Jax eyed the piles of paperbacks and hardcovers. There was even a dog-eared Defense Intelligence Agency manual. “So where do I start? It’s not that long a flight.”
“This is probably the best of them.” Matt lifted a slim volume from one of the stacks. “It’s written by a career Army sergeant named McMoneagle. Some of his remote viewing episodes are incredible. He talks about remote viewing Soviet subs hidden inside huge warehouses, and locating a lost airplane loaded with nuclear weapons that went down over Africa.”
“You don’t actually believe in this, do you?”
Jax watched, bemused, as Matt’s gaze slid away to focus on something across the room. “Read up on it. I think you might be surprised.”
“Right.” Jax slid off the edge of the table. There was a flight leaving in forty-five minutes to take him to New Orleans. “So if these programs were all shut down back in ’ninety-five, then what’s this Tulane professor been up to?”

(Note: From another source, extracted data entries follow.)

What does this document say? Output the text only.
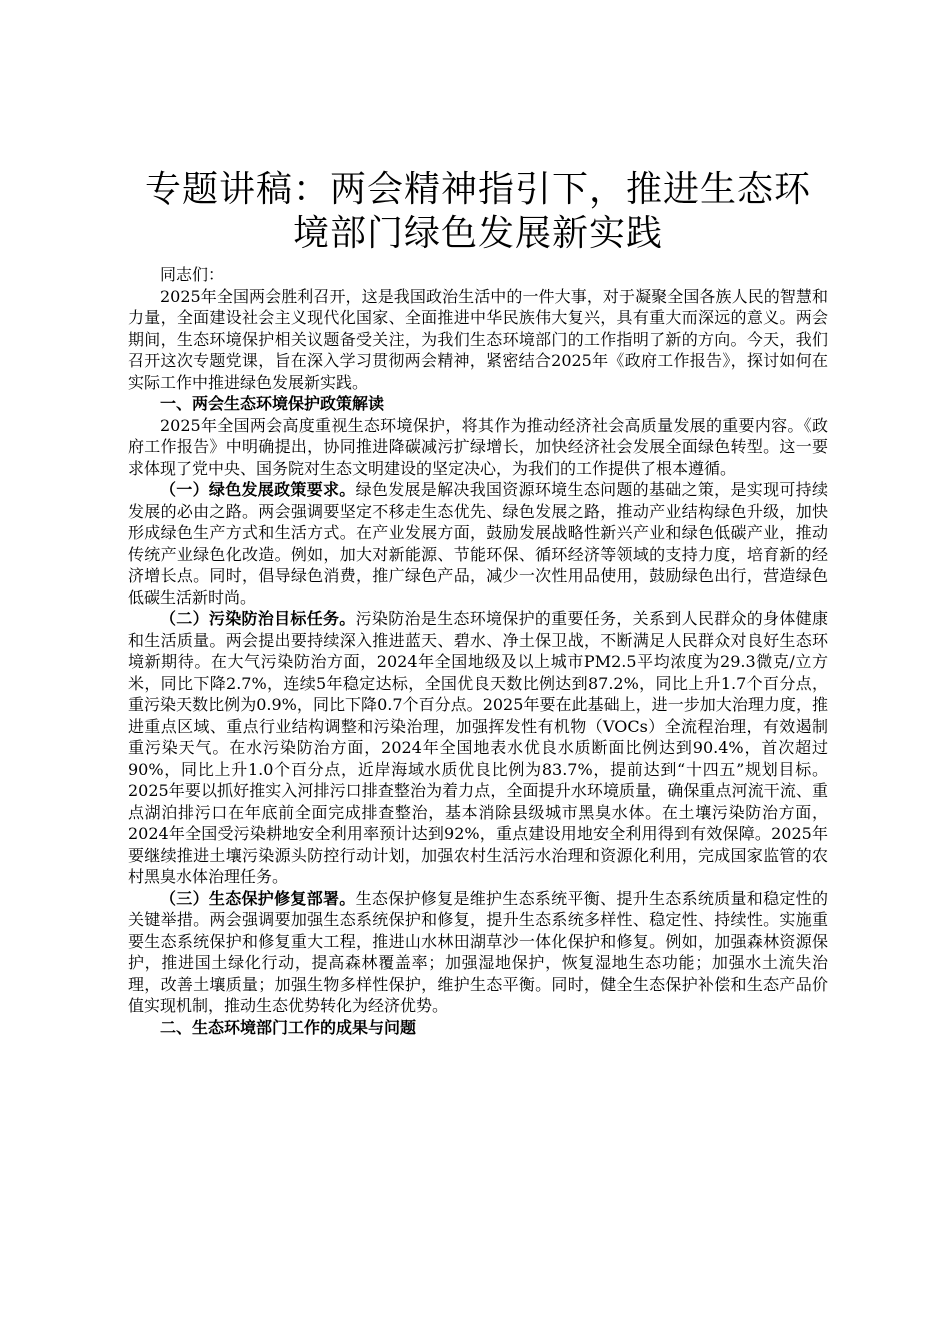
专题讲稿：两会精神指引下，推进生态环境部门绿色发展新实践

同志们：

2025年全国两会胜利召开，这是我国政治生活中的一件大事，对于凝聚全国各族人民的智慧和力量，全面建设社会主义现代化国家、全面推进中华民族伟大复兴，具有重大而深远的意义。两会期间，生态环境保护相关议题备受关注，为我们生态环境部门的工作指明了新的方向。今天，我们召开这次专题党课，旨在深入学习贯彻两会精神，紧密结合2025年《政府工作报告》，探讨如何在实际工作中推进绿色发展新实践。

一、两会生态环境保护政策解读

2025年全国两会高度重视生态环境保护，将其作为推动经济社会高质量发展的重要内容。《政府工作报告》中明确提出，协同推进降碳减污扩绿增长，加快经济社会发展全面绿色转型。这一要求体现了党中央、国务院对生态文明建设的坚定决心，为我们的工作提供了根本遵循。

（一）绿色发展政策要求。绿色发展是解决我国资源环境生态问题的基础之策，是实现可持续发展的必由之路。两会强调要坚定不移走生态优先、绿色发展之路，推动产业结构绿色升级，加快形成绿色生产方式和生活方式。在产业发展方面，鼓励发展战略性新兴产业和绿色低碳产业，推动传统产业绿色化改造。例如，加大对新能源、节能环保、循环经济等领域的支持力度，培育新的经济增长点。同时，倡导绿色消费，推广绿色产品，减少一次性用品使用，鼓励绿色出行，营造绿色低碳生活新时尚。

（二）污染防治目标任务。污染防治是生态环境保护的重要任务，关系到人民群众的身体健康和生活质量。两会提出要持续深入推进蓝天、碧水、净土保卫战，不断满足人民群众对良好生态环境新期待。在大气污染防治方面，2024年全国地级及以上城市PM2.5平均浓度为29.3微克/立方米，同比下降2.7%，连续5年稳定达标，全国优良天数比例达到87.2%，同比上升1.7个百分点，重污染天数比例为0.9%，同比下降0.7个百分点。2025年要在此基础上，进一步加大治理力度，推进重点区域、重点行业结构调整和污染治理，加强挥发性有机物（VOCs）全流程治理，有效遏制重污染天气。在水污染防治方面，2024年全国地表水优良水质断面比例达到90.4%，首次超过90%，同比上升1.0个百分点，近岸海域水质优良比例为83.7%，提前达到“十四五”规划目标。2025年要以抓好推实入河排污口排查整治为着力点，全面提升水环境质量，确保重点河流干流、重点湖泊排污口在年底前全面完成排查整治，基本消除县级城市黑臭水体。在土壤污染防治方面，2024年全国受污染耕地安全利用率预计达到92%，重点建设用地安全利用得到有效保障。2025年要继续推进土壤污染源头防控行动计划，加强农村生活污水治理和资源化利用，完成国家监管的农村黑臭水体治理任务。

（三）生态保护修复部署。生态保护修复是维护生态系统平衡、提升生态系统质量和稳定性的关键举措。两会强调要加强生态系统保护和修复，提升生态系统多样性、稳定性、持续性。实施重要生态系统保护和修复重大工程，推进山水林田湖草沙一体化保护和修复。例如，加强森林资源保护，推进国土绿化行动，提高森林覆盖率；加强湿地保护，恢复湿地生态功能；加强水土流失治理，改善土壤质量；加强生物多样性保护，维护生态平衡。同时，健全生态保护补偿和生态产品价值实现机制，推动生态优势转化为经济优势。

二、生态环境部门工作的成果与问题
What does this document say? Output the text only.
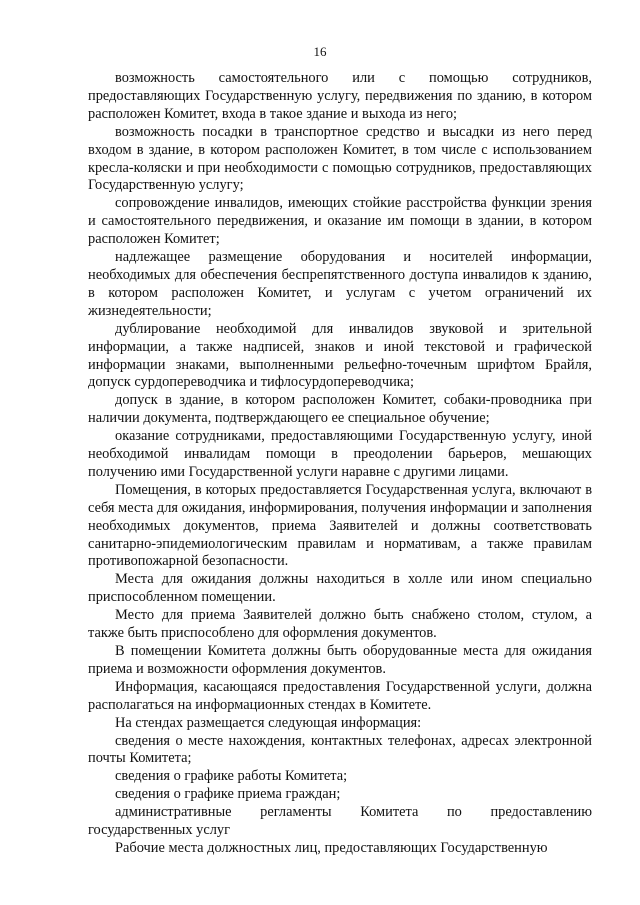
16

возможность самостоятельного или с помощью сотрудников, предоставляющих Государственную услугу, передвижения по зданию, в котором расположен Комитет, входа в такое здание и выхода из него;

возможность посадки в транспортное средство и высадки из него перед входом в здание, в котором расположен Комитет, в том числе с использованием кресла-коляски и при необходимости с помощью сотрудников, предоставляющих Государственную услугу;

сопровождение инвалидов, имеющих стойкие расстройства функции зрения и самостоятельного передвижения, и оказание им помощи в здании, в котором расположен Комитет;

надлежащее размещение оборудования и носителей информации, необходимых для обеспечения беспрепятственного доступа инвалидов к зданию, в котором расположен Комитет, и услугам с учетом ограничений их жизнедеятельности;

дублирование необходимой для инвалидов звуковой и зрительной информации, а также надписей, знаков и иной текстовой и графической информации знаками, выполненными рельефно-точечным шрифтом Брайля, допуск сурдопереводчика и тифлосурдопереводчика;

допуск в здание, в котором расположен Комитет, собаки-проводника при наличии документа, подтверждающего ее специальное обучение;

оказание сотрудниками, предоставляющими Государственную услугу, иной необходимой инвалидам помощи в преодолении барьеров, мешающих получению ими Государственной услуги наравне с другими лицами.

Помещения, в которых предоставляется Государственная услуга, включают в себя места для ожидания, информирования, получения информации и заполнения необходимых документов, приема Заявителей и должны соответствовать санитарно-эпидемиологическим правилам и нормативам, а также правилам противопожарной безопасности.

Места для ожидания должны находиться в холле или ином специально приспособленном помещении.

Место для приема Заявителей должно быть снабжено столом, стулом, а также быть приспособлено для оформления документов.

В помещении Комитета должны быть оборудованные места для ожидания приема и возможности оформления документов.

Информация, касающаяся предоставления Государственной услуги, должна располагаться на информационных стендах в Комитете.

На стендах размещается следующая информация:

сведения о месте нахождения, контактных телефонах, адресах электронной почты Комитета;

сведения о графике работы Комитета;

сведения о графике приема граждан;

административные регламенты Комитета по предоставлению государственных услуг

Рабочие места должностных лиц, предоставляющих Государственную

“As I understand it, he’s had a small program going at the university down there for the past year, training remote viewers and trying to identify criteria that can be used to select the most promising candidates. That was one of the main problems all the old programs faced: they were never able to find a way to predict who would be reliably successful.”
“Who’s been funding him?”
“He’d cobbled together some grant money here and there, but I gather he was struggling to keep the program going. He put in a proposal to us a few months ago.”
“And?”
“We turned him down…at least, as far as I know.”
“Ah. But how much do you know?”
Matt met Jax’s gaze, the big man’s eyes dark and troubled. “That’s the problem, isn’t it?”
Jax frowned down at the stacks of books with titles like Mind Race and Using Your Psychic Abilities and sighed. “This is going to sink what’s left of my career if it ever gets out. You know that, don’t you?”
“Chandler personally requested you be the one assigned to it.”
Jax laughed. Gordon Chandler had been ambassador to Colombia at the time of his little episode last winter. And then, three months ago, the asshole had been appointed the new head of the CIA when former head Clark Westlake was elevated to the position of intelligence czar. Chandler had been doing his best ever since to get Jax fired from the Company. A different kind of man would have quit; Jax Alexander was biding his time, waiting for the chance to get even.
But Chandler was no fool. He knew Jax. He knew, too, that the future of his own career depended on getting Jax before Jax got him.
“Then I’m fucked,” said Jax.
Matt balanced the file back on top of the stacks of books and shoved them toward Jax. “I think that’s the general idea.”